Cela ne se sait pas forcément mais l’Ukraine est le premier pays producteur de miel en Europe. C’est également le deuxième pays exportateur de miel vers l’Union Européenne, derrière la Chine. Cependant, tous les apiculteurs ne profitent pas de cette lune de miel avec l’Union Europénne.

Quelques ruchers de l’un des apiculteurs soutenus par la “Fraternité des Apiculteurs Ukrainiens”. Crédit: “Fraternité des Apiculteurs Ukrainiens”

L’Union Européenne, premier consommateur de miel au monde, se fournit largement en Ukraine. Au total, les exportations de miel rapportent 97 millions de dollars au pays. L’Allemagne est le premier client, devant la Pologne.

Pourtant, ça n’a pas toujours été le cas. Autrefois, le plus gros amateur de miel ukrainien était la Russie. Mais depuis la révolution de 2013, l’Ukraine n’exporte plus vers son grand voisin. Les exportations de miel ukrainien vers la Russie sont passées de 3423 tonnes en 2011 à… zéro en 2015 ! Au profit de l’Allemagne et la Pologne, nouveaux premiers clients européens pour le Grenier de l’Europe, qui est donc aussi sa ruche.

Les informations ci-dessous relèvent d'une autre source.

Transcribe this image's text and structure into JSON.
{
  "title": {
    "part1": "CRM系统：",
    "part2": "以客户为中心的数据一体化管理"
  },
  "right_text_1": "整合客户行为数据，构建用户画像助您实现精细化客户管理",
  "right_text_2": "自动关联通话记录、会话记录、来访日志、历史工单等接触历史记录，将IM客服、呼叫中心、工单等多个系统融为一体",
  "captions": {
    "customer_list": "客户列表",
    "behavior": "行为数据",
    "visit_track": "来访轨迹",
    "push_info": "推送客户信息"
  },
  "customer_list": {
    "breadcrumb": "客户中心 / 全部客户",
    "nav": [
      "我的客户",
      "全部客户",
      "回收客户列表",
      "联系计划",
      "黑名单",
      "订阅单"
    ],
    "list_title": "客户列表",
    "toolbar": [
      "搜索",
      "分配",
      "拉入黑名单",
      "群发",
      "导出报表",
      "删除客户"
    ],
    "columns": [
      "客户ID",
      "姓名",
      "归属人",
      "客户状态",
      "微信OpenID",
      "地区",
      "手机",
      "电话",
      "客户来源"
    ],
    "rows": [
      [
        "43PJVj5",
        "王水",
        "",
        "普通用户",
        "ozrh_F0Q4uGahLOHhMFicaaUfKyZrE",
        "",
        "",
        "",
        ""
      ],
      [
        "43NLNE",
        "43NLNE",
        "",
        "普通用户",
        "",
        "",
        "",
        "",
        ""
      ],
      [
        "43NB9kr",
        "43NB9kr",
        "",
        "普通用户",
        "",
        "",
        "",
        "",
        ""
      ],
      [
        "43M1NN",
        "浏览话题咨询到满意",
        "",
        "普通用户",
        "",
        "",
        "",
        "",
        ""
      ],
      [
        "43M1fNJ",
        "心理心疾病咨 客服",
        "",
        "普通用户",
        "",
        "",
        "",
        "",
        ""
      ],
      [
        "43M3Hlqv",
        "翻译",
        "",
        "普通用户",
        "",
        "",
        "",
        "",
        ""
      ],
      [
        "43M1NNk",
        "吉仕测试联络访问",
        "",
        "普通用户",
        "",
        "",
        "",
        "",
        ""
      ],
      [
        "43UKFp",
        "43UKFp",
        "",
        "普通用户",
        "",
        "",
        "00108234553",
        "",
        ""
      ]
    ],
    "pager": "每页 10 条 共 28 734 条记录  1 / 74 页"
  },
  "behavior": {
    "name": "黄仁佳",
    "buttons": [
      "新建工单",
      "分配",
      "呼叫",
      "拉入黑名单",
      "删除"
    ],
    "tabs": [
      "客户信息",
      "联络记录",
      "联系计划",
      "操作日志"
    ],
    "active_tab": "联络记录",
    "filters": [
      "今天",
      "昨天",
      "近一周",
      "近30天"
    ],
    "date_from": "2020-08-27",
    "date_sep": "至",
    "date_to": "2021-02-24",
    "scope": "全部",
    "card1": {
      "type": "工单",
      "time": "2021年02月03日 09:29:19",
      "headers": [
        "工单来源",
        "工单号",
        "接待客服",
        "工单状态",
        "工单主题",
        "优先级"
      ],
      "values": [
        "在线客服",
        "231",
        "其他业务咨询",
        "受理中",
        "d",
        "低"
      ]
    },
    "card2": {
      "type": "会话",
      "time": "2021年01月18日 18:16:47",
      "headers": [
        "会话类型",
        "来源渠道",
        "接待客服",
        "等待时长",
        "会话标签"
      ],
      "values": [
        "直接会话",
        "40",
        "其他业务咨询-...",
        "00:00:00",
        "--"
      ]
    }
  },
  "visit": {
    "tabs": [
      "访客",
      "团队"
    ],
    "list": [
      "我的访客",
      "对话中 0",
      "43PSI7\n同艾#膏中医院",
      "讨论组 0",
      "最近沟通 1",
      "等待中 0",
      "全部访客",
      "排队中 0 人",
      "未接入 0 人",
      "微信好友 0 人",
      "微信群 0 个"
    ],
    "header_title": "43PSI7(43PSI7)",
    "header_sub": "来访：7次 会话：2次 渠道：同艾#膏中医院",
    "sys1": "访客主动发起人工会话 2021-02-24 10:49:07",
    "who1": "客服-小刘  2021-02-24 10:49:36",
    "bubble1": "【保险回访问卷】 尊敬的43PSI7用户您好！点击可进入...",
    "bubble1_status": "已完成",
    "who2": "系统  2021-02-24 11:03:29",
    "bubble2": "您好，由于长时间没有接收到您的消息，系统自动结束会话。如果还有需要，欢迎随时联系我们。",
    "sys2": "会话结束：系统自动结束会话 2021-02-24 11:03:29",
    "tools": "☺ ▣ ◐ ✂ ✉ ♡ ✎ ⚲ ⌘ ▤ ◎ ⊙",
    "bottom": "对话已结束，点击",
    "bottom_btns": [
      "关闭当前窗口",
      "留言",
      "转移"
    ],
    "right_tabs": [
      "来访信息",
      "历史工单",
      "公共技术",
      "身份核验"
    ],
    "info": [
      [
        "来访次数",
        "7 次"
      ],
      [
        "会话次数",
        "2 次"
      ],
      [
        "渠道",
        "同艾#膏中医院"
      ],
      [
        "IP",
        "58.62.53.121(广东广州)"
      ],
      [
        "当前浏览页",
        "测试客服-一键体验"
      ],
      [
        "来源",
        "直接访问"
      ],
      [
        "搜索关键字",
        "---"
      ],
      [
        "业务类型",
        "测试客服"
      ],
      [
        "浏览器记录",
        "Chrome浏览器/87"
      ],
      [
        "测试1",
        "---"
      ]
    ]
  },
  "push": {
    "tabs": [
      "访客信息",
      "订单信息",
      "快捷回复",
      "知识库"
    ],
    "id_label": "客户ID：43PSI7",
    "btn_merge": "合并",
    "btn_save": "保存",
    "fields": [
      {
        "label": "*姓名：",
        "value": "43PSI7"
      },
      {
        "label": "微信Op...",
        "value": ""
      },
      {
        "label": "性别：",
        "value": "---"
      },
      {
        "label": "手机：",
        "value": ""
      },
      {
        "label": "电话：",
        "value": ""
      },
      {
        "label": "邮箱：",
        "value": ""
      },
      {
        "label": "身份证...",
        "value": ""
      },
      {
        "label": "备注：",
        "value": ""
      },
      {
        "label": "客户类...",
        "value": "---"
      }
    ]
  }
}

Pourquoi ce miel est-il aussi attractif ? A cause de son prix, explique Tetyana Vasylkivska, dirigeante de l’association “Fraternité des Apiculteurs Ukrainiens”, qui rassemble les producteurs: « Nous on vend le miel en gros à environ 2 euros le kilo ! Parfois c’est même moins cher que ça ! Ce sont des prix extrêmement bas. Trop bas pour que nos apiculteurs puissent atteindre un seuil de rentabilité. » En France, le prix de gros du miel au kilo est de 6 à 10 euros.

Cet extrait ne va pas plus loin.